At a news conference in San Jose in early June, President Barack Obama had said California's ahead-of-the-curve health insurance exchange and the aggressive outreach it planned made the state a model for the nation -- and proof that the Affordable Care Act can work.
Lucero said the agency has held its fire over the summer because "we have a limited amount of dollars that we need to spend wisely," but a blitz of television, radio, newspaper, magazine, billboard and transit ads is expected to reach a tremendous number of Californians in the final weeks before enrollment begins.
Those who make less than 400 percent of the federal poverty level -- about $45,960 for an individual and $94,200 for a family of four -- will be eligible for subsidies through Covered California. About 2.6 million Californians are expected to qualify.

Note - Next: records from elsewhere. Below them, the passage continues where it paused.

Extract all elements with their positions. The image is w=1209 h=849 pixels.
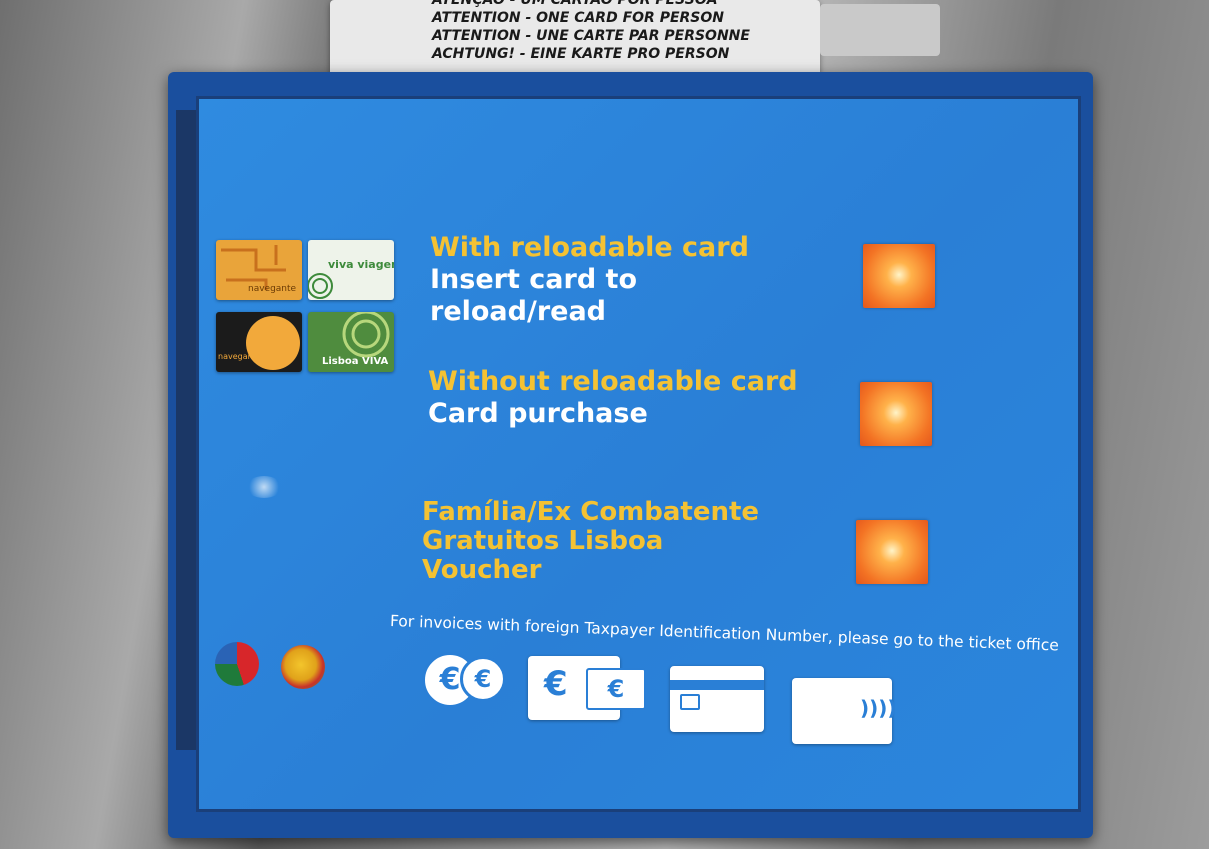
option-subtitle: reload/read [430,296,607,327]
option-subtitle: Card purchase [428,398,648,429]
option-line: Família/Ex Combatente [422,497,760,527]
viva-viagem-card-label: viva viagem [328,258,394,271]
navegante-personal-card-image: navegante [216,312,302,372]
screen-bezel [176,110,198,750]
option-title: Without reloadable card [428,366,798,397]
card-strip [670,680,764,690]
voucher-select-button[interactable] [856,520,928,584]
chip-card-icon [670,666,764,732]
reloadable-card-select-button[interactable] [863,244,935,308]
navegante-card-label: navegante [248,284,297,294]
spain-flag-icon[interactable] [281,645,325,689]
euro-symbol: € [544,664,568,704]
sticker-line: ACHTUNG! - EINE KARTE PRO PERSON [432,46,730,62]
sticker-line: ATTENTION - ONE CARD FOR PERSON [432,10,724,26]
banknote-icon: € € [528,656,646,720]
option-familia-voucher: Família/Ex Combatente Gratuitos Lisboa V… [422,498,759,585]
option-title: With reloadable card [430,232,749,263]
chip-icon [680,694,700,710]
viva-viagem-card-image: viva viagem [308,240,394,300]
screen-glare [246,476,282,498]
option-reloadable-card: With reloadable card Insert card to relo… [430,232,749,328]
contactless-icon: )))) [792,678,897,744]
navegante-card-circle [246,316,300,370]
navegante-card-image: navegante [216,240,302,300]
coin-icon: € [460,656,506,702]
option-subtitle: Insert card to [430,264,637,295]
option-line: Gratuitos Lisboa [422,526,664,556]
card-purchase-select-button[interactable] [860,382,932,446]
lisboa-viva-card-label: Lisboa VIVA [322,356,389,367]
sticker-line: ATTENTION - UNE CARTE PAR PERSONNE [432,28,750,44]
sticker-tab [820,4,940,56]
banknote-inner: € [586,668,646,710]
attention-sticker-text: ATENÇÃO - UM CARTÃO POR PESSOA ATTENTION… [432,0,822,63]
nfc-symbol: )))) [860,696,897,720]
lisboa-viva-card-image: Lisboa VIVA [308,312,394,372]
sticker-line: ATENÇÃO - UM CARTÃO POR PESSOA [432,0,718,8]
navegante-card-label: navegante [218,352,261,361]
option-without-reloadable-card: Without reloadable card Card purchase [428,366,798,430]
option-line: Voucher [422,555,542,585]
portugal-flag-icon[interactable] [215,642,259,686]
coins-icon: € € [422,652,506,710]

And those who make less than 138 percent of the federal poverty level -- an estimated 1.4 million Californians -- will become eligible beginning on Jan. 1 for Medi-Cal, the joint state and federal health-insurance program for low-income residents.
Two out of three California voters are optimistic that the state will successfully implement the Affordable Care Act. And similar majorities believe it will meet more specific goals such as reducing the number of uninsured people, giving people more insurance options and providing better consumer protection. However, there's a deep partisan split here -- Democrats are very upbeat about what the reforms will accomplish while Republicans are much more skeptical.
More than 61 percent of California's uninsured are Latino. Covered California; the California Endowment, a private, statewide health foundation; and Spanish-language media outlets Univision, Telemundo and impreMedia have joined forces to launch a $130 million public education blitz to inform Latinos about Obamacare and urge them to buy health insurance.
Meanwhile, the state could see more than $174 million in federal spending to inform people of the new reforms.
Most Californians seem eager to learn. The Field Poll -- which surveyed 1,687 registered voters from June 26 to July 21 in seven languages with a grant from the California Wellness Foundation -- found 65 percent of voters under age 65 are interested in learning more about the health exchange and the options it offers. Interest is particularly high among the uninsured (83 percent), those who don't speak English (83 percent), African-Americans (82 percent) and Latinos (79 percent).
Isabel Salter, of Hayward, who has a 4-year-old son and whose husband is a truck driver and the family's sole breadwinner, didn't know that her household income would qualify her for benefits under the expanded Medi-Cal program until she was told during the poll. But once informed, she said she'd very likely apply.
A month after taking part in the poll, Salter, 33, said Tuesday that she still hasn't seen or heard ads about expanded benefits.
"I don't watch too much TV, but I haven't heard of anything," she said, adding that once such ads begin, the information would ripple quickly. "People are going to find out. A lot of it is word-of-mouth."